"Vingt minutes pour écrire n'importe quoi. Après que le mots commencent à se passer d'une idée à une autre. Je pourrai dire que sont un parti de l'oubli. Le quelle? Peu importe le temps, juste que demain pourra se commémorer aussi un journée de adieu. L'adieu maudit de mensonge. De la douleur. Des mots que ne sont pas écris. Même pas sont capables de se dessiner dans le lèvres pour dire quelque chose. Le silence pour incapacité.

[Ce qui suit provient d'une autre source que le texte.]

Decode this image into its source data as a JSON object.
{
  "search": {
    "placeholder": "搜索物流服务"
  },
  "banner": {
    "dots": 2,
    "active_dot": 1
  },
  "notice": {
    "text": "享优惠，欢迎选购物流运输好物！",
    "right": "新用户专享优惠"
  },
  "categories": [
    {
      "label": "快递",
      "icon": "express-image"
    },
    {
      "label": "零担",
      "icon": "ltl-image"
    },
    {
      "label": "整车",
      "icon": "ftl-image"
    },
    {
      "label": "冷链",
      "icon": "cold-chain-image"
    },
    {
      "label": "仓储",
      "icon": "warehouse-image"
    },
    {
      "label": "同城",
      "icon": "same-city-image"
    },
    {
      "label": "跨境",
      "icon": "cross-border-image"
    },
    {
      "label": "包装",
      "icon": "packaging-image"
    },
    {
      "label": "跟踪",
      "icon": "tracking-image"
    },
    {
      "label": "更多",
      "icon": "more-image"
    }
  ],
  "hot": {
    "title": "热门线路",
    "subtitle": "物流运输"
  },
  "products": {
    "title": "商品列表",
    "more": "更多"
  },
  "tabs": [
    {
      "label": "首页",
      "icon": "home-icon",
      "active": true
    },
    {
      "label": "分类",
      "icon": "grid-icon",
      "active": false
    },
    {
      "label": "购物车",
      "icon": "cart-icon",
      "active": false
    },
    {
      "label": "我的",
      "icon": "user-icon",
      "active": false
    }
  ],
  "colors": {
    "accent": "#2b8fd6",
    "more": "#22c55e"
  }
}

Après demain, dans dix-neuf minutes, je pourrai me rappeler des larmes, des bisous d'adieux et d'un profond désir de lutte pour moi, un partie du monde romantique (comme toujours) et de liberté au même temps. L'histoire d'amour et passion, de désir, de sexe et des sentiments parfait. Comme après, avec des autres j'ai vécu dans le temps, et le "je" me disait que le problème es d'avoir superposé le rêve, l'aspiration nocturne sur la réalité. Le personage parfait que te dis - je ne t'aime plus - après avoir reçu votre souffle. Le personage douce et innocent que fait l'amour avec son amant, très loin de toi, dans les endroits pensés pour vous les deux, après d'avoir te faire jurer l'insistance et la lutte avec des larmes dans son visage. Vous laissant avec le froid que fait la solitude.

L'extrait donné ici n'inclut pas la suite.